Government

Gov. Reynolds: Steve King must decide if his comments represent 'values' of Iowa 4th District

Republican presidential nominee Donald Trump appears at a November 2016 campaign rally with U.S. Rep. Steve King, Lt. Gov. Kim Reynolds and Gov. Terry Branstad in Sioux City. Reynolds, elected governor last week, called on King to “make a decision if he wants to represent the people and the values of the 4th District or do something else.” King came under harsh criticism this election cycle for anti-immigrant and white nationalist statements.  (Justin Wan/Sioux City Journal)
Republican presidential nominee Donald Trump appears at a November 2016 campaign rally with U.S. Rep. Steve King, Lt. Gov. Kim Reynolds and Gov. Terry Branstad in Sioux City. Reynolds, elected governor last week, called on King to “make a decision if he wants to represent the people and the values of the 4th District or do something else.” King came under harsh criticism this election cycle for anti-immigrant and white nationalist statements. (Justin Wan/Sioux City Journal)

OTTUMWA — Distancing herself from fellow Republican Steve King, Gov. Kim Reynolds on Tuesday said the outspoken congressman should consider whether his rhetoric and actions represent the “values” of his district.

“Steve King needs to make a decision if he wants to represent the people and the values of the 4th District or do something else, and I think he needs to just take a look at that,” Reynolds told reporters.

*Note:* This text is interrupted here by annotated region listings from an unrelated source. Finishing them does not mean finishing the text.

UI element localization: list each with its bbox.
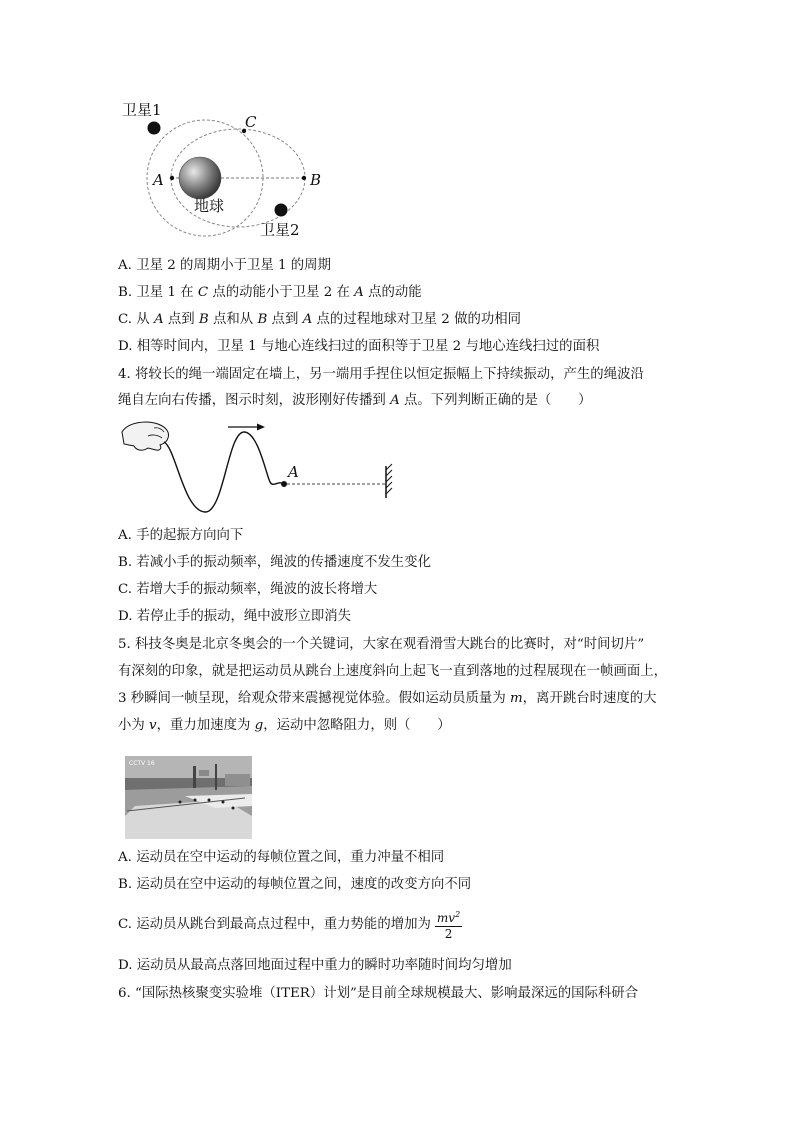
option-text: 点到 xyxy=(163,312,199,327)
q5-stem-line3 xyxy=(118,690,657,708)
q3-option-c xyxy=(118,311,521,329)
option-letter: D. xyxy=(118,958,133,973)
option-text: 点的动能小于卫星 2 在 xyxy=(208,285,355,300)
q5-stem-text: ，运动中忽略阻力，则（ ） xyxy=(263,718,451,733)
q5-stem-line1: 5. 科技冬奥是北京冬奥会的一个关键词，大家在观看滑雪大跳台的比赛时，对“时间切片” xyxy=(118,637,645,652)
option-letter: A. xyxy=(118,528,132,543)
option-letter: B. xyxy=(118,285,133,300)
ski-jump-photo xyxy=(125,756,252,839)
point-a-label: A xyxy=(153,171,164,189)
q5-stem-line2: 有深刻的印象，就是把运动员从跳台上速度斜向上起飞一直到落地的过程展现在一帧画面上， xyxy=(118,664,668,679)
satellite2-dot xyxy=(275,204,288,217)
option-letter: B. xyxy=(118,877,133,892)
q4-stem-text: 点。下列判断正确的是（ ） xyxy=(399,393,592,408)
option-text: 相等时间内，卫星 1 与地心连线扫过的面积等于卫星 2 与地心连线扫过的面积 xyxy=(136,339,600,354)
rope-wave xyxy=(164,432,284,512)
q3-option-a xyxy=(118,257,331,275)
q3-option-b xyxy=(118,284,422,302)
option-var: C xyxy=(197,285,209,300)
option-letter: B. xyxy=(118,555,133,570)
q4-stem-line2 xyxy=(118,392,591,410)
option-text: 若增大手的振动频率，绳波的波长将增大 xyxy=(136,582,378,597)
q5-option-b xyxy=(118,876,471,894)
q4-stem-var: A xyxy=(390,393,400,408)
option-var: A xyxy=(354,285,364,300)
fraction-denominator: 2 xyxy=(444,927,453,941)
option-letter: A. xyxy=(118,850,132,865)
q4-stem-text: 绳自左向右传播，图示时刻，波形刚好传播到 xyxy=(118,393,391,408)
option-var: A xyxy=(153,312,164,327)
option-var: B xyxy=(198,312,209,327)
option-letter: A. xyxy=(118,258,132,273)
q5-option-d xyxy=(118,957,512,975)
q5-stem-text: 3 秒瞬间一帧呈现，给观众带来震撼视觉体验。假如运动员质量为 xyxy=(118,691,510,706)
option-text: 从 xyxy=(136,312,154,327)
q5-stem-text: ，离开跳台时速度的大 xyxy=(522,691,657,706)
point-b-dot xyxy=(302,176,306,180)
satellite1-dot xyxy=(148,122,161,135)
rope-wave-diagram xyxy=(118,418,398,518)
option-text: 点的动能 xyxy=(363,285,422,300)
option-letter: C. xyxy=(118,312,133,327)
q5-stem-line4 xyxy=(118,717,451,735)
arrow-head xyxy=(257,424,265,431)
q5-option-c xyxy=(118,905,462,945)
q3-option-d xyxy=(118,338,599,356)
q4-stem-line1: 4. 将较长的绳一端固定在墙上，另一端用手捏住以恒定振幅上下持续振动，产生的绳波沿 xyxy=(118,367,644,382)
option-letter: C. xyxy=(118,582,133,597)
option-text: 点和从 xyxy=(208,312,258,327)
fraction-mv2-over-2 xyxy=(435,907,462,942)
q5-stem-text: 小为 xyxy=(118,718,150,733)
satellite1-label: 卫星1 xyxy=(122,101,162,119)
option-text: 手的起振方向向下 xyxy=(136,528,244,543)
q5-option-a xyxy=(118,849,444,867)
fraction-exponent: 2 xyxy=(455,910,461,919)
tv-logo: CCTV 16 xyxy=(129,760,155,767)
option-text: 运动员在空中运动的每帧位置之间，重力冲量不相同 xyxy=(136,850,445,865)
satellite2-label: 卫星2 xyxy=(260,221,300,239)
fraction-numerator: mv xyxy=(436,911,456,925)
option-text: 运动员从最高点落回地面过程中重力的瞬时功率随时间均匀增加 xyxy=(136,958,512,973)
earth-label: 地球 xyxy=(194,197,225,215)
point-a-dot xyxy=(281,481,287,487)
option-text: 卫星 2 的周期小于卫星 1 的周期 xyxy=(136,258,331,273)
option-text: 点到 xyxy=(267,312,303,327)
option-letter: C. xyxy=(118,917,133,932)
q6-stem-line1: 6. “国际热核聚变实验堆（ITER）计划”是目前全球规模最大、影响最深远的国际科研合 xyxy=(118,986,639,1001)
option-letter: D. xyxy=(118,609,133,624)
q4-option-a xyxy=(118,527,243,545)
option-text: 点的过程地球对卫星 2 做的功相同 xyxy=(312,312,522,327)
point-c-label: C xyxy=(245,113,257,131)
option-var: B xyxy=(257,312,268,327)
q4-option-c xyxy=(118,581,377,599)
q5-stem-var: v xyxy=(149,718,157,733)
q4-option-d xyxy=(118,608,351,626)
ski-jump-image xyxy=(125,756,252,839)
orbit-figure xyxy=(118,95,338,245)
option-text: 运动员从跳台到最高点过程中，重力势能的增加为 xyxy=(136,917,431,932)
earth-sphere xyxy=(179,157,221,199)
q5-stem-text: ，重力加速度为 xyxy=(156,718,255,733)
option-text: 若减小手的振动频率，绳波的传播速度不发生变化 xyxy=(136,555,431,570)
option-text: 卫星 1 在 xyxy=(136,285,198,300)
option-text: 运动员在空中运动的每帧位置之间，速度的改变方向不同 xyxy=(136,877,472,892)
q4-option-b xyxy=(118,554,431,572)
hand-icon xyxy=(122,422,169,450)
option-letter: D. xyxy=(118,339,133,354)
option-text: 若停止手的振动，绳中波形立即消失 xyxy=(136,609,352,624)
wave-point-a-label: A xyxy=(288,463,299,481)
q5-stem-var: m xyxy=(509,691,523,706)
point-a-dot xyxy=(170,176,174,180)
option-var: A xyxy=(302,312,313,327)
point-b-label: B xyxy=(310,171,322,189)
rope-wave-figure xyxy=(118,418,398,518)
q5-stem-var: g xyxy=(254,718,264,733)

Reynolds, who narrowly defeated Democrat Fred Hubbell for her first four-year term as governor Tuesday, was repeatedly asked about King in the closing days of the contest.

Hubbell called repeatedly for Reynolds to remove King as a co-chairman of her campaign, citing his anti-immigrant statements and support for white nationalist politicians.

Her remarks Tuesday came during her first news conference since the Nov. 6 election, when a reporter asked about the thoughts on the increased controversy surrounding King.

At the press gathering in Ottumwa, Reynolds said she hasn’t spoken directly with King since the election and she doesn’t have any plans to meet with him in the near future, saying she is currently busy preparing the new state budget.

King beat Democrat J.D. Scholten, 50 percent to 47 percent, by far the closest margin of victory in his nine previous elections in the most Republican of Iowa’s congressional districts.

In the final two weeks of the campaign, King weathered a series of criticisms for his support of a white nationalist candidate for Toronto mayor and his meeting with a member of an Austrian political party with historic ties to the Nazi Party.

In an interview with Radio Iowa in Ottumwa on Tuesday, Reynolds said of King’s close call in the election, “I think this would be a pretty good confirmation from his constituents that they would like to see more of him.”

At his postelection victory party, King blasted his critics and the “onslaught of an attempt to Kavanaugh-ize me ... like this state has never seen and like maybe America has never seen.”

Scholten, a former professional baseball player and paralegal also penned an op-ed in USA Today on Tuesday in which he assessed his near miss against King in a district with 70,000 more registered Republican voters than registered Democrats.

“So why does Steve King get re-elected?” Scholten said in the op-ed. “The best I can sum it up is that it’s a numbers game, combined with the way the media works in small towns and the increasingly urban-centric Democratic Party leaving districts like this one behind.”

Scholten suggested that in the many small-town newspapers that serve the 39-county district, King “doesn’t create the same headlines that he does nationally.”

“Some of the national headlines break through,” he wrote. “But for the most part, if you are a farmer on your combine listening to talk radio and getting reports about record low soybean prices, your congressman meeting with neo-Nazis or tweeting in support of a Toronto mayoral candidate who is a white nationalist just seems far away from day-to-day life.”

Scholten, who has not ruled out another run, begins a two-day “thank you tour” of five cities in the district on Wednesday.

Rod Boshart of the Gazette contributed to this report.